With that goal in mind, we have built DetectionMetrics v2. It is a library written in Python with a focus on interoperability between different datasets and deep learning frameworks. It is easily extensible and as of now it supports:

  • Datasets: Rellis3D, GOOSE and GAIA (our custom format)
  • Deep-learning frameworks: TensorFlow and PyTorch.

Structure

The library consists of three main components:

  • Datasets: Contains a parent ImageSegmentationDataset class and child objects for each supported dataset. Internally, datasets store a pandas DataFrame that links pairs of label and image filenames with their sample IDs and splits, along with a dictionary containing the dataset’s ontology. After reading a dataset, we can store it in our custom GAIA format (the DataFrame in a Parquet file plus the image files).
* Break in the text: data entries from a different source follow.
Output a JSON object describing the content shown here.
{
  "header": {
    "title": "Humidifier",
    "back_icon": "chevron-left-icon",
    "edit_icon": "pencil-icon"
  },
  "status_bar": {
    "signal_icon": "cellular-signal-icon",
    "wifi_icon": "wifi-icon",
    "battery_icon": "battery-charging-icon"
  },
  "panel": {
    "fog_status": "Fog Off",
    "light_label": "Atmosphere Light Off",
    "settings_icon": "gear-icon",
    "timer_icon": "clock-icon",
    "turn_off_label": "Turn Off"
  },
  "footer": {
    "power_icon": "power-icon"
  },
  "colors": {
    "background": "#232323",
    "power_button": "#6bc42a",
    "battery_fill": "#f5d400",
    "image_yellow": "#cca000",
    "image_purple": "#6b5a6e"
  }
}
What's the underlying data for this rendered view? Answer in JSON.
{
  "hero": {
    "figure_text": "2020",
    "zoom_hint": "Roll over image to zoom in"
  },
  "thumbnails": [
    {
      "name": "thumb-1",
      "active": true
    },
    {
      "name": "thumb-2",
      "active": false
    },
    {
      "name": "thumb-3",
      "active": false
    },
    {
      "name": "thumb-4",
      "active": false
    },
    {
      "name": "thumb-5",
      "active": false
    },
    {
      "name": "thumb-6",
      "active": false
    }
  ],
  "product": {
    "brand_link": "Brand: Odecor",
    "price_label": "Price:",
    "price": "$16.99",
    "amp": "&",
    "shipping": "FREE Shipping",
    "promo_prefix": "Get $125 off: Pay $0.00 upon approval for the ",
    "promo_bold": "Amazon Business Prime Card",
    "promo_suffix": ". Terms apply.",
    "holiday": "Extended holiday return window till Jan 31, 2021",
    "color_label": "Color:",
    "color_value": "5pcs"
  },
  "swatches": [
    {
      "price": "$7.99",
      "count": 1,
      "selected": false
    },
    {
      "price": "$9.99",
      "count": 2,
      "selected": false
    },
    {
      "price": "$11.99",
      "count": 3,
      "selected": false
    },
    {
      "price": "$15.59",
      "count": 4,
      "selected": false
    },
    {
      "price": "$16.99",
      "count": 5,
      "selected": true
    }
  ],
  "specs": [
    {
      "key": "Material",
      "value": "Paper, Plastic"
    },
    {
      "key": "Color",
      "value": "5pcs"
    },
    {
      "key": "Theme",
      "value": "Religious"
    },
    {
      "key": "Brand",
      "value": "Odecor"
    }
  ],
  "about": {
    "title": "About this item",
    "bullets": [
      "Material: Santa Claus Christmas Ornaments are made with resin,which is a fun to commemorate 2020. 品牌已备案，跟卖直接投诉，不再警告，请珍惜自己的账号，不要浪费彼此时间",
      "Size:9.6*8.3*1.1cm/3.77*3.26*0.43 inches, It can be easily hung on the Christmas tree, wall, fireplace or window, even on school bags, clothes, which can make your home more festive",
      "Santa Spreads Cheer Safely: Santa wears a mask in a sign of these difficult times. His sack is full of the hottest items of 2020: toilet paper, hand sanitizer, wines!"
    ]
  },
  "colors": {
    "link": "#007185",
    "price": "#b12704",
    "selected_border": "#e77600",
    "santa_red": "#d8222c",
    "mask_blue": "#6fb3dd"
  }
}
The implementation also supports merging datasets that have compatible ontologies or by using an ontology translation file.
  • Models: Contains a parent ImageSegmenationModel class and child objects for each supported dataset. Each model requires three files: the model file itself, an ontology file, and a configuration file that specifies parameters like image size and normalization values for different frameworks. Once loaded, a model can perform single-image inference or evaluate entire datasets (provided the model and dataset ontologies are compatible). Evaluation results are returned as a DataFrame that can be exported to various formats (e.g., CSV).
  • Utils: Contains miscellaneous utility functions. Notable among these is utils.metrics, which defines the metrics used for model evaluation (e.g., IoU).

We also provide examples for loading the compatible datasets and performing evaluation with PyTorch and TensorFlow models in the examples directory.

Future work

In the near future, we plan to expand our available metrics, add ONNX support, and incorporate LiDAR datasets. We also aim to develop a GUI for exploring loaded datasets and evaluation results. On the infrastructure side, we will implement testing and set up automated deployment of our library as a PIP package, with automatic documentation updates.

References

[1] S. Paniego, V. Sharma, J. Cañas. “Open Source Assessment of Deep Learning Visual Object Detection,” in Sensors, vol. 22, no. 12, 2022.